In the latest Crypto Trader Digest newsletter, co-founder and CEO of BitMEX, Arthur Hayes, has argued that the price of bitcoin will rise above $10,000 by the end of the year, perhaps up to the previous high of about $20,000 recorded in December 2017, though this may not happen anytime soon.
His analysis as a trader focuses on the current period of intense crypto market volatility and can be summarized in the phrase “you gotta go down to go up”, referring precisely to the bitcoin price.
“While I don’t believe we will revisit $3,000, max pain probably resides somewhere between $6,000 to $7,000 Bitcoin. Any crypto hedge fund that allows quarterly or less liquidity will be getting distress calls. They will be dumping coins into a falling market. That will push the price lower on the margin”.
Hayes also adds:
“As central bank printing presses switch into beast mode, Bitcoin should enjoy a nice run back through $10,000 towards $20,000 by year end. Each central bank will cut rates to zero and announce open ended quantitative easing. But initially just like in 2008 and 2009, what seems like a no-brainer – central bank prints and risk assets like Gold and Bitcoin appreciate – will not transpire”.
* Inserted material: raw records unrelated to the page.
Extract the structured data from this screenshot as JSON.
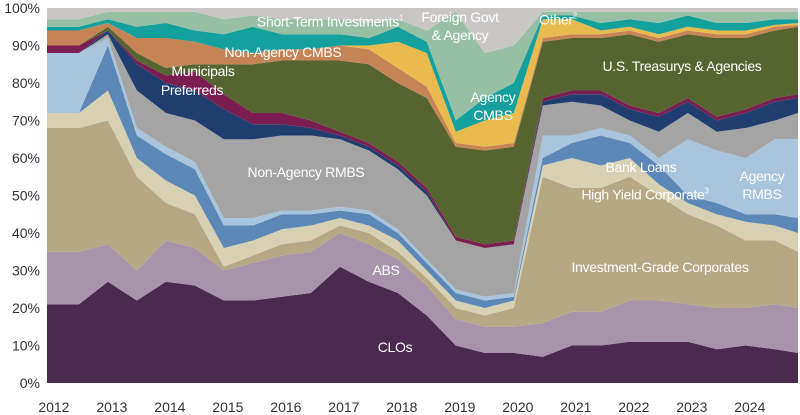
{
  "chart_data": {
    "type": "area",
    "stacked": true,
    "title": "",
    "xlabel": "",
    "ylabel": "",
    "ylim": [
      0,
      100
    ],
    "xlim": [
      2012,
      2024.9
    ],
    "grid": false,
    "y_ticks": [
      "0%",
      "10%",
      "20%",
      "30%",
      "40%",
      "50%",
      "60%",
      "70%",
      "80%",
      "90%",
      "100%"
    ],
    "x_ticks": [
      "2012",
      "2013",
      "2014",
      "2015",
      "2016",
      "2017",
      "2018",
      "2019",
      "2020",
      "2021",
      "2022",
      "2023",
      "2024"
    ],
    "x": [
      2012.0,
      2012.5,
      2013.0,
      2013.5,
      2014.0,
      2014.5,
      2015.0,
      2015.5,
      2016.0,
      2016.5,
      2017.0,
      2017.5,
      2018.0,
      2018.5,
      2019.0,
      2019.5,
      2020.0,
      2020.5,
      2021.0,
      2021.5,
      2022.0,
      2022.5,
      2023.0,
      2023.5,
      2024.0,
      2024.5,
      2024.9
    ],
    "series": [
      {
        "name": "CLOs",
        "color": "#4a2a4f",
        "values": [
          21,
          21,
          27,
          22,
          27,
          26,
          22,
          22,
          23,
          24,
          31,
          27,
          24,
          18,
          10,
          8,
          8,
          7,
          10,
          10,
          11,
          11,
          11,
          9,
          10,
          9,
          8
        ]
      },
      {
        "name": "ABS",
        "color": "#a794ab",
        "values": [
          14,
          14,
          10,
          8,
          11,
          10,
          8,
          10,
          11,
          11,
          9,
          10,
          9,
          8,
          7,
          7,
          7,
          9,
          9,
          9,
          11,
          11,
          10,
          11,
          10,
          12,
          12
        ]
      },
      {
        "name": "Investment-Grade Corporates",
        "color": "#b5a883",
        "values": [
          33,
          33,
          33,
          25,
          10,
          9,
          1,
          2,
          3,
          3,
          2,
          3,
          2,
          2,
          3,
          3,
          5,
          39,
          33,
          33,
          33,
          28,
          24,
          22,
          18,
          17,
          15
        ]
      },
      {
        "name": "High Yield Corporate",
        "sup": "3",
        "color": "#d7d0b3",
        "values": [
          4,
          4,
          8,
          5,
          6,
          5,
          5,
          4,
          4,
          4,
          2,
          2,
          3,
          2,
          2,
          2,
          2,
          3,
          8,
          6,
          5,
          3,
          3,
          3,
          5,
          4,
          5
        ]
      },
      {
        "name": "Bank Loans",
        "color": "#5b88b6",
        "values": [
          0,
          0,
          12,
          6,
          7,
          7,
          6,
          4,
          4,
          3,
          2,
          3,
          2,
          2,
          2,
          2,
          1,
          2,
          4,
          8,
          4,
          5,
          2,
          3,
          2,
          3,
          4
        ]
      },
      {
        "name": "Agency RMBS",
        "color": "#a9c4dd",
        "values": [
          16,
          16,
          2,
          2,
          2,
          2,
          2,
          2,
          1,
          1,
          1,
          1,
          1,
          1,
          1,
          1,
          1,
          6,
          2,
          2,
          2,
          2,
          15,
          14,
          15,
          20,
          21
        ]
      },
      {
        "name": "Non-Agency RMBS",
        "color": "#a4a4a4",
        "values": [
          0,
          0,
          1,
          10,
          9,
          11,
          21,
          21,
          20,
          20,
          18,
          16,
          16,
          17,
          13,
          13,
          13,
          8,
          9,
          6,
          4,
          7,
          7,
          5,
          8,
          5,
          7
        ]
      },
      {
        "name": "Preferreds",
        "color": "#1f3d6e",
        "values": [
          0,
          0,
          1,
          7,
          8,
          8,
          8,
          4,
          3,
          2,
          1,
          1,
          1,
          1,
          0,
          0,
          0,
          1,
          2,
          3,
          3,
          4,
          3,
          3,
          4,
          5,
          4
        ]
      },
      {
        "name": "Municipals",
        "color": "#7c1d52",
        "values": [
          2,
          2,
          0,
          1,
          2,
          5,
          4,
          3,
          3,
          2,
          1,
          1,
          1,
          1,
          1,
          1,
          1,
          1,
          1,
          1,
          1,
          1,
          1,
          1,
          1,
          1,
          1
        ]
      },
      {
        "name": "U.S. Treasurys & Agencies",
        "color": "#566530",
        "values": [
          0,
          0,
          1,
          2,
          2,
          2,
          8,
          13,
          14,
          16,
          19,
          21,
          21,
          24,
          24,
          25,
          25,
          15,
          14,
          14,
          19,
          19,
          17,
          21,
          19,
          18,
          18
        ]
      },
      {
        "name": "Non-Agency CMBS",
        "color": "#c68456",
        "values": [
          4,
          4,
          1,
          4,
          8,
          6,
          4,
          3,
          3,
          3,
          4,
          4,
          4,
          3,
          1,
          1,
          1,
          1,
          1,
          1,
          1,
          1,
          1,
          1,
          1,
          1,
          0.5
        ]
      },
      {
        "name": "Agency CMBS",
        "color": "#e9bb4f",
        "values": [
          0,
          0,
          0,
          0,
          0,
          0,
          0,
          0,
          0,
          0,
          0,
          1,
          7,
          9,
          3,
          7,
          8,
          5,
          4,
          1,
          1,
          1,
          1,
          1,
          1,
          0.5,
          0.5
        ]
      },
      {
        "name": "Other",
        "sup": "2",
        "color": "#14a09c",
        "values": [
          1,
          1,
          1,
          3,
          4,
          3,
          4,
          7,
          4,
          4,
          3,
          2,
          4,
          3,
          3,
          6,
          8,
          1,
          1,
          2,
          2,
          3,
          3,
          2,
          2,
          1.5,
          1
        ]
      },
      {
        "name": "Short-Term Investments",
        "sup": "1",
        "color": "#97bfa4",
        "values": [
          2,
          2,
          2,
          4,
          3,
          5,
          4,
          3,
          4,
          4,
          4,
          4,
          2,
          3,
          29,
          12,
          10,
          1,
          1,
          3,
          2,
          3,
          1,
          3,
          3,
          2,
          2
        ]
      },
      {
        "name": "Foreign Govt & Agency",
        "color": "#c9c7c6",
        "values": [
          3,
          3,
          1,
          1,
          1,
          1,
          3,
          2,
          3,
          3,
          3,
          4,
          3,
          6,
          1,
          12,
          10,
          1,
          1,
          1,
          1,
          1,
          1,
          1,
          1,
          1,
          1
        ]
      }
    ],
    "labels": {
      "short_term": "Short-Term Investments",
      "foreign_1": "Foreign Govt",
      "foreign_2": "& Agency",
      "other": "Other",
      "non_agency_cmbs": "Non-Agency CMBS",
      "municipals": "Municipals",
      "preferreds": "Preferreds",
      "treasurys": "U.S. Treasurys & Agencies",
      "agency_cmbs_1": "Agency",
      "agency_cmbs_2": "CMBS",
      "non_agency_rmbs": "Non-Agency RMBS",
      "bank_loans": "Bank Loans",
      "high_yield": "High Yield Corporate",
      "agency_rmbs_1": "Agency",
      "agency_rmbs_2": "RMBS",
      "abs": "ABS",
      "ig": "Investment-Grade Corporates",
      "clos": "CLOs",
      "sup1": "1",
      "sup2": "2",
      "sup3": "3"
    }
  }
}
Finally, Hayes suggests “buying crypto with both hands“, to fill your wallet first with bitcoin and then other cryptocurrencies, because even XRP could benefit.
Finally, the newsletter concludes like this:
“Long live volatility, and stay healthy”.
After all, without volatility bitcoin would not be an interesting speculative asset, but for holders this often produces very strong negative emotions.
Hayes invites them not to worry too much about volatility, and to focus only on the long-term trend, leaving the concerns about volatility to traders like him, who ultimately appreciate it.